Monday, January 24, 2005

"Oh, my ovaries!"

Welcome to Crampville, population me. Yeah, enough about that.

So I now officially have a cold. Bummer. And once again, modern medicine has failed to relieve my symptoms. There is no combination of Tylenol Cold, Nyquil and Dayquil that can make me feel even vaguely human or useful.

Saturday, I got my W-2 from my old job... I'm scared to file taxes. Well, not so much that, but I'm afraid I'll mess up terribly and end up owing the IRS a trillion dollars. I'd like to blame my bad math skills on the sexist American public school system, but really, I'm just lazy. I never saw the point of learning to do long division manually when you can use a calculator. Also, there's too many rules involving numbers. I only like rules and laws when you can make them mean different things; two plus two is always four, and that just sucks.

While watching "The OC" on Thursday, I attempted to make a yummy drink from my bartending book called 'Bee Stung Lips.' It sounded good - honey, rum and cream - and it probably is good if it's made right. I must not have, and it was not fun times. I couldn't even decide what was wrong with it - too much honey or too much rum or too much cream. Boo.

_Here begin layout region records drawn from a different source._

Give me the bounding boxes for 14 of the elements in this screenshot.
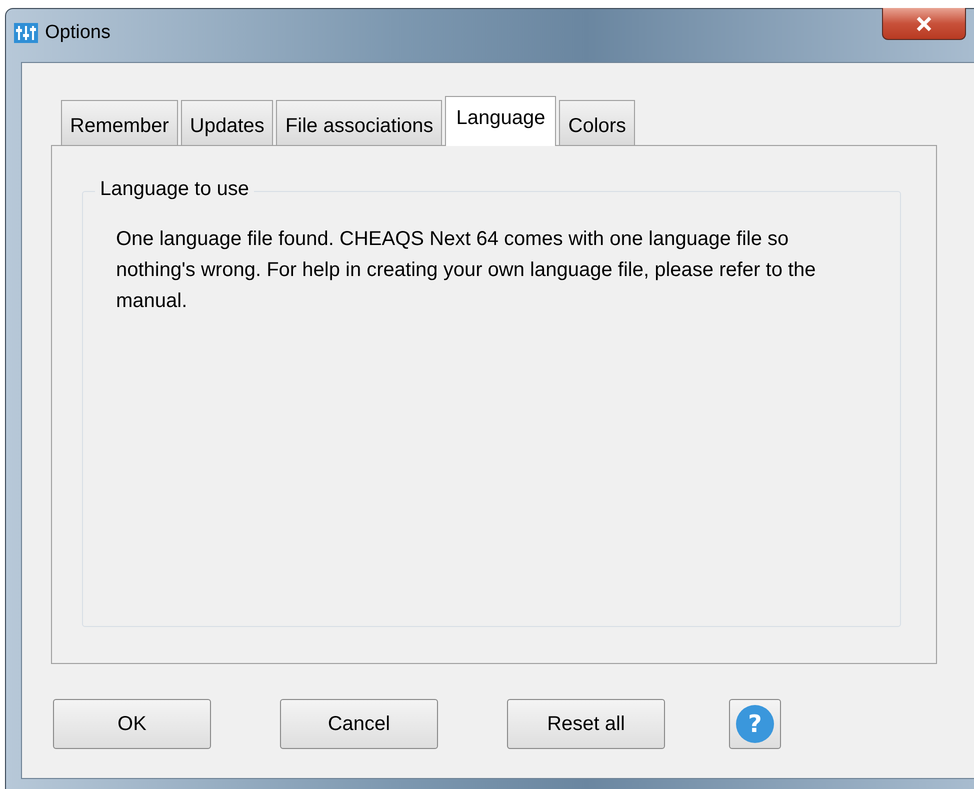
tab[interactable]: Language — [445, 96, 556, 146]
group-title: Language to use — [95, 178, 254, 201]
sliders-icon — [14, 23, 38, 43]
tab[interactable]: File associations — [276, 100, 442, 145]
close-icon — [914, 16, 934, 32]
window-title: Options — [45, 22, 110, 44]
message-text: One language file found. CHEAQS Next 64 comes with one language file so nothing's wrong. For help in creating your own language file, please refer to the manual. — [116, 227, 817, 314]
close-button[interactable] — [882, 8, 966, 40]
tab[interactable]: Colors — [559, 100, 636, 145]
dialog-button[interactable]: Cancel — [280, 699, 438, 749]
dialog-button[interactable]: Reset all — [507, 699, 665, 749]
dialog-button[interactable]: OK — [53, 699, 211, 749]
tab[interactable]: Remember — [61, 100, 178, 145]
tab[interactable]: Updates — [180, 100, 274, 145]
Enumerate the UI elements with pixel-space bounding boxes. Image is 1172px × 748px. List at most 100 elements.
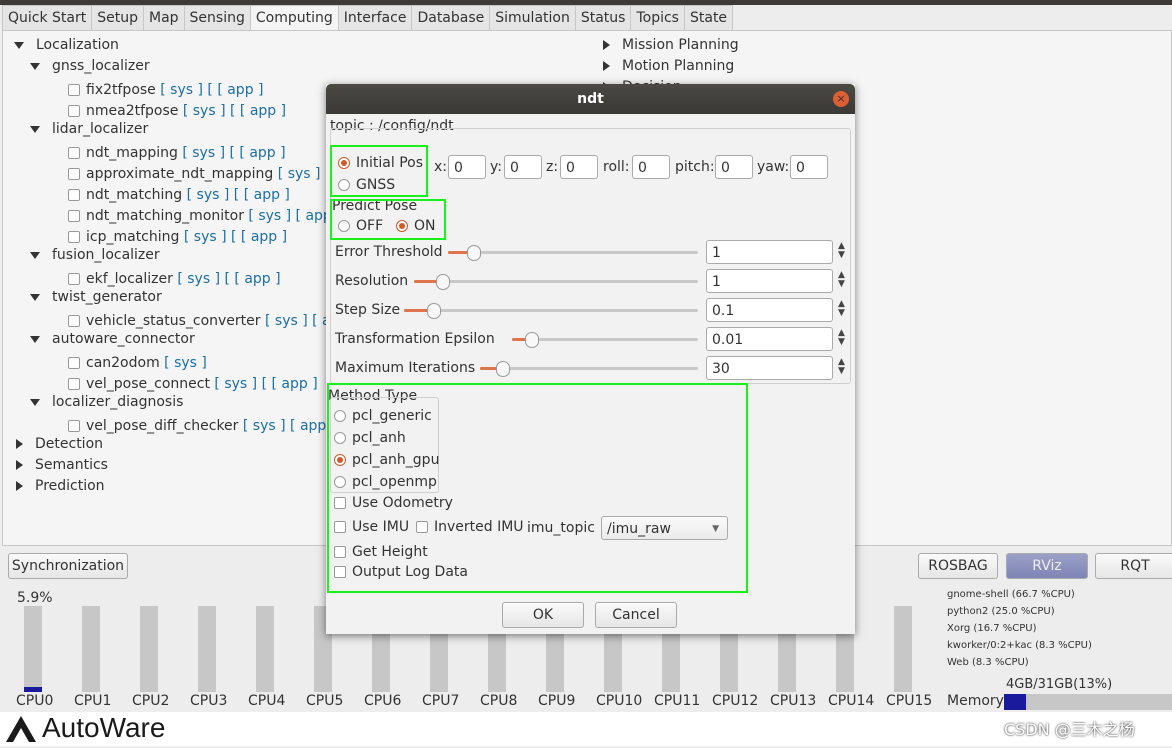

So yeah, I guess Marissa and Alex (a girl-Alex) on "The OC" are going to kiss. Apparently some people are upset about this, but I don't see the point. It has to be at least more interesting than the Roseanne/Whichever-Hemingway kiss that happened super years ago. I don't know about anyone else, but my family has watched enough portrayals of gay sex on HBO shows to not be embarrassed about seeing anything as banal as two high school girls smooching. Thanks, "Six Feet Under", for arranging for my parents and I to watch a dude get a blowjob. No, really.

Now that I think about it, I can't wait for SFU to start up again. With the lack of fist-fighting on "The OC", I'm so not meeting my recommended daily allowance of melodrama.